Tripoli. Le 23 avril, Khalifa Haftar a annoncé pour le lendemain, le 24, la proclamation d’une journée pour la commémoration du génocide du peuple arménien en 19151. Cette démarche est importante pour comprendre la relation entre les acteurs libyens et Ankara, ouvertement déployée contre le gouvernement de Cyrénaïque. Pour la Turquie, en effet, la Libye représente un espace dans lequel le vide du pouvoir pourrait être comblé par une pénétration plus pressante de l’appareil politico-militaire. Erdogan aspire à devenir un médiateur possible dans le processus de reconstruction de l`État, mais son opposition au général Haftar et à l’avancée de ce dernier vers Tripoli a compliqué ses plans2. Appréhender la guerre civile libyenne suppose en effet de comprendre à la fois les dynamiques internes et l’influence des acteurs extérieurs, comme les Émirats arabes unis et l’Arabie saoudite, dont le rôle dans l’avancée de Haftar n’est pas clair.

Le rôle de la Turquie à l’égard de la Libye a commencé avec la politique expansionniste de l’Empire ottoman au XVIe siècle. Pour la Sublime Porte, la région libyenne avait une double valeur : centre de commerce maritime (Tripolitanie) et lien avec les mondes soudanais et sahariens (Cyrénaïque)3. La domination italienne qui a suivi à partir de 1912 avait quelque chose en commun avec ce passé ottoman : la centralité de la Tripolitanie. L’actualité internationale a partiellement confirmé cette tendance, même si l’Italie est plus impliquée dans le soutien au gouvernement d’Al-Sarraj et à la ligne de l’ONU.

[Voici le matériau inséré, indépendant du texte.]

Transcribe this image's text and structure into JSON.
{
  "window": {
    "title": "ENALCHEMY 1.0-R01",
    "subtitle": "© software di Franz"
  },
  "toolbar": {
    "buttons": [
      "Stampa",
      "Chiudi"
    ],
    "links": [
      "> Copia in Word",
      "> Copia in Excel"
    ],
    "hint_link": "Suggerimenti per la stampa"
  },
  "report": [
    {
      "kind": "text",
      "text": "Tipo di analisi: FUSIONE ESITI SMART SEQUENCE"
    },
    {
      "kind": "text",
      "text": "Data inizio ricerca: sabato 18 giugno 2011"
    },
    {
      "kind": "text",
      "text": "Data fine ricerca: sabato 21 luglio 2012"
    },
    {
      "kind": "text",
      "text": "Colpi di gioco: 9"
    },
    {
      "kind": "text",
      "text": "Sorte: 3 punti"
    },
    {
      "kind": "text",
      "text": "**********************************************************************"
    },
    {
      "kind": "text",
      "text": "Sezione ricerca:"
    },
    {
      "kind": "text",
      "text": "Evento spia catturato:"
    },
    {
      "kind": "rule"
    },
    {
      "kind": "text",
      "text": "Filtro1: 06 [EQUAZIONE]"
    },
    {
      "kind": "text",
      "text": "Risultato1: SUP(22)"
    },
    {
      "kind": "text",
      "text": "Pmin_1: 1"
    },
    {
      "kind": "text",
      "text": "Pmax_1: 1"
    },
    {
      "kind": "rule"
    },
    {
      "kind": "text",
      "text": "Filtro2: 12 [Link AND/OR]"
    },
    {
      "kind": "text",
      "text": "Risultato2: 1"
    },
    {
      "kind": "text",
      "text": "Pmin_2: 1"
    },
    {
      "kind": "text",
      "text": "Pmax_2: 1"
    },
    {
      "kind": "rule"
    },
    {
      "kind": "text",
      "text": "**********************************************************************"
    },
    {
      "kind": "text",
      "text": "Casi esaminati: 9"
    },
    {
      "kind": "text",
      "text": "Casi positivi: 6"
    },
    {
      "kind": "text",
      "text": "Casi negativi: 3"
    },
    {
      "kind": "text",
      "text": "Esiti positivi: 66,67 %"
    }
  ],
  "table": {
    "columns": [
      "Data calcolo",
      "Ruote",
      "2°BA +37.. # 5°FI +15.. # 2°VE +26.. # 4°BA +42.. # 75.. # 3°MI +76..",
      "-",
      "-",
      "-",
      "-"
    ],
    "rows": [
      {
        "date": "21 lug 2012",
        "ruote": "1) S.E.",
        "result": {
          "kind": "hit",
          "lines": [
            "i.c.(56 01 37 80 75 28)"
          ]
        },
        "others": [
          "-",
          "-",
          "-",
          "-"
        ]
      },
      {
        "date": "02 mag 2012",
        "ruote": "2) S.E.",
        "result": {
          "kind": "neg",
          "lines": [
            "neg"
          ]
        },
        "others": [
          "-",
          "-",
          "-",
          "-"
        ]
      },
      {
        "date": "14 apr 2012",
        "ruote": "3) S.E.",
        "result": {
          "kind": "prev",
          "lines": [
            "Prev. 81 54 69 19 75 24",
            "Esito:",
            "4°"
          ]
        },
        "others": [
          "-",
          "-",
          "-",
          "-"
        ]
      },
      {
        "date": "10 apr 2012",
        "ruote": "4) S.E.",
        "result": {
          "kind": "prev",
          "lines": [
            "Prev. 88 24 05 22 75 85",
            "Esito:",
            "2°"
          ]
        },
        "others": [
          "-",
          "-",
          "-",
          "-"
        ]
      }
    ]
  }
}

Le soutien actuel d’Ankara à Tripoli semble s’intégrer dans une stratégie d’endiguement des objectifs des acteurs du Golfe Persique, surtout des Émirats Arabes Unis et de l’Arabie Saoudite, qui sont parmi les principaux soutiens du général Haftar, parce qu’ils voient dans l’axe Turquie-Qatar un point critique de leur propre sécurité. La Turquie a participé à la Conférence de Palerme de novembre 2018, représentée par le vice-président Oktay, qui aurait quitté la table très irrité avant la fin de la conférence, probablement en raison de l’obstructionnisme de certains autres participants4. Palerme a ainsi représenté un tournant pour la Turquie en Libye.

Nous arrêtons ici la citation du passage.